Beyond the low pay, these workers generally don’t have insurance, or any way to address issues like being paid late, or not at all. Often they’re women, who may need the work to survive while being able to stay home and care for children.
The brands that homeworkers produce for may not always know they exist. Fashion companies contract factories to produce their clothes, or go through a middleman who negotiates with the factories on their behalf. The factory farms out the work to homeworkers.
A spokesperson for MaxMara told the Times it was unaware of any of its suppliers using homeworkers. “MaxMara considers an ethical supply chain a key component of the company’s core values reflected in our business practice,” it said in a statement. Quartz reached out to the company directly and will update this story with any reply.
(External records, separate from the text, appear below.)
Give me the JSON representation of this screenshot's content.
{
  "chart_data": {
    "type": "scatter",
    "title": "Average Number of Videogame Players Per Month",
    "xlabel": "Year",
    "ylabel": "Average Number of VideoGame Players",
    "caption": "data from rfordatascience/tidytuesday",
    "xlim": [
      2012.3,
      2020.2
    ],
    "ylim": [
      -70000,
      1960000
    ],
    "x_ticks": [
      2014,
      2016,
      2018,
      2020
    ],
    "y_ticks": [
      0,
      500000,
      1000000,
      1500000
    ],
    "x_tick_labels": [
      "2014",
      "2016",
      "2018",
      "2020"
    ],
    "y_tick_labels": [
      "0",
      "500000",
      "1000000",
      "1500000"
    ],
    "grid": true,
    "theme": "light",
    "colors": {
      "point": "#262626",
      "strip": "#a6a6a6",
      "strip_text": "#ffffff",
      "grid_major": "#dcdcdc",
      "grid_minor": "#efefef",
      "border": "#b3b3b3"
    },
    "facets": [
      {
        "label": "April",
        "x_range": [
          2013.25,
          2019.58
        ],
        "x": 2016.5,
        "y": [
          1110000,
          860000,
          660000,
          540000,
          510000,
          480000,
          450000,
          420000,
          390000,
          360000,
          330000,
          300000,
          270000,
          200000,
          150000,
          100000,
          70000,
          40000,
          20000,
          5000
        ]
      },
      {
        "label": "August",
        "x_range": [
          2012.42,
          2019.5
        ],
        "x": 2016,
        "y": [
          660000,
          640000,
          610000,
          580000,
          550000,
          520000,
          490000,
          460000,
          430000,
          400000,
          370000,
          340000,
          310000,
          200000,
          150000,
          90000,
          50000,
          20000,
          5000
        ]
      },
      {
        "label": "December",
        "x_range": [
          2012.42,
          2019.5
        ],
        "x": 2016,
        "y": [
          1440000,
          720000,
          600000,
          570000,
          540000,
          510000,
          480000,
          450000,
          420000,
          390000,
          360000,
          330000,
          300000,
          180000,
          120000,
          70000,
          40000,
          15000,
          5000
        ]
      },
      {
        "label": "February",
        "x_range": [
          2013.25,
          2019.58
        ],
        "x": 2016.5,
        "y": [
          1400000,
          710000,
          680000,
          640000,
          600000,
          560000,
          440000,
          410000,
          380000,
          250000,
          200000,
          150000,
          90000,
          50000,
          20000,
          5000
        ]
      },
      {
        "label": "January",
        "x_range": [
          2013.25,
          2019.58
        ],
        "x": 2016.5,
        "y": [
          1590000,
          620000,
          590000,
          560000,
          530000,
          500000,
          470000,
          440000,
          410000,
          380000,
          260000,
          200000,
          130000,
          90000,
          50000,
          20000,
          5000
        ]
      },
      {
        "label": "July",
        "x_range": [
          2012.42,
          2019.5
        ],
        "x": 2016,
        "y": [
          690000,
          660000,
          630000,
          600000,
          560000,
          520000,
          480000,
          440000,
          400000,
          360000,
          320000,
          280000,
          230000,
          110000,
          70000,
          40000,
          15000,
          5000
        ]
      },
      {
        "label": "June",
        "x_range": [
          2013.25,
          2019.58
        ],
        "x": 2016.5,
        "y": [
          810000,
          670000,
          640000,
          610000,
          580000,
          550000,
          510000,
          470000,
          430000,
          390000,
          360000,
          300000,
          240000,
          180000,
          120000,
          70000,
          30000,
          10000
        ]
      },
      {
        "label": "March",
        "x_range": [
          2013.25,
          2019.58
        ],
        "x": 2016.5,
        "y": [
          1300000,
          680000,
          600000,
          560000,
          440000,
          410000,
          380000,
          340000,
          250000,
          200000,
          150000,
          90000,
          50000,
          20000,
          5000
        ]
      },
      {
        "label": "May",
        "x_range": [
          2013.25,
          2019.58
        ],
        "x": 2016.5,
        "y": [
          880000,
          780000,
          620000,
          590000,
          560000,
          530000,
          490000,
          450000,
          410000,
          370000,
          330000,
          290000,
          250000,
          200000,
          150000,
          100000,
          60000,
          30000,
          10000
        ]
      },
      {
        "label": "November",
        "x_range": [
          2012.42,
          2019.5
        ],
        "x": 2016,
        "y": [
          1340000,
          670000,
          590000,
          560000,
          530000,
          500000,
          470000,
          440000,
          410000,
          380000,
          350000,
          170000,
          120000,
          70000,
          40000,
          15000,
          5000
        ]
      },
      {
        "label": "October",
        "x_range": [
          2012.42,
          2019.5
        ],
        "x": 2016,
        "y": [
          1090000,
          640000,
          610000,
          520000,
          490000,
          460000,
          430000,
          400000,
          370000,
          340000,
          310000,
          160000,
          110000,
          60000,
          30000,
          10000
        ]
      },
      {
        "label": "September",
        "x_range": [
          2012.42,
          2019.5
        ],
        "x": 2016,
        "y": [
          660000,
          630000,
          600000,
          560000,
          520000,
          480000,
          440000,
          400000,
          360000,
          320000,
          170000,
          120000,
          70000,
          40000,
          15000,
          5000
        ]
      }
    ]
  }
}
LVMH declined to comment.
But Deborah Lucchetti, who works with the Italian branch of Clean Clothes Campaign, which advocates for fair treatment of workers, told the Times that it’s well-known that factories hire homeworkers, and “some brands must know they might be complicit.”
It casts more questions on what consumers can expect when they buy fashion with a “Made in Italy” label. It’s also common knowledge (paywall) at this stage that Italian factories may be staffed by low-paid Chinese immigrants.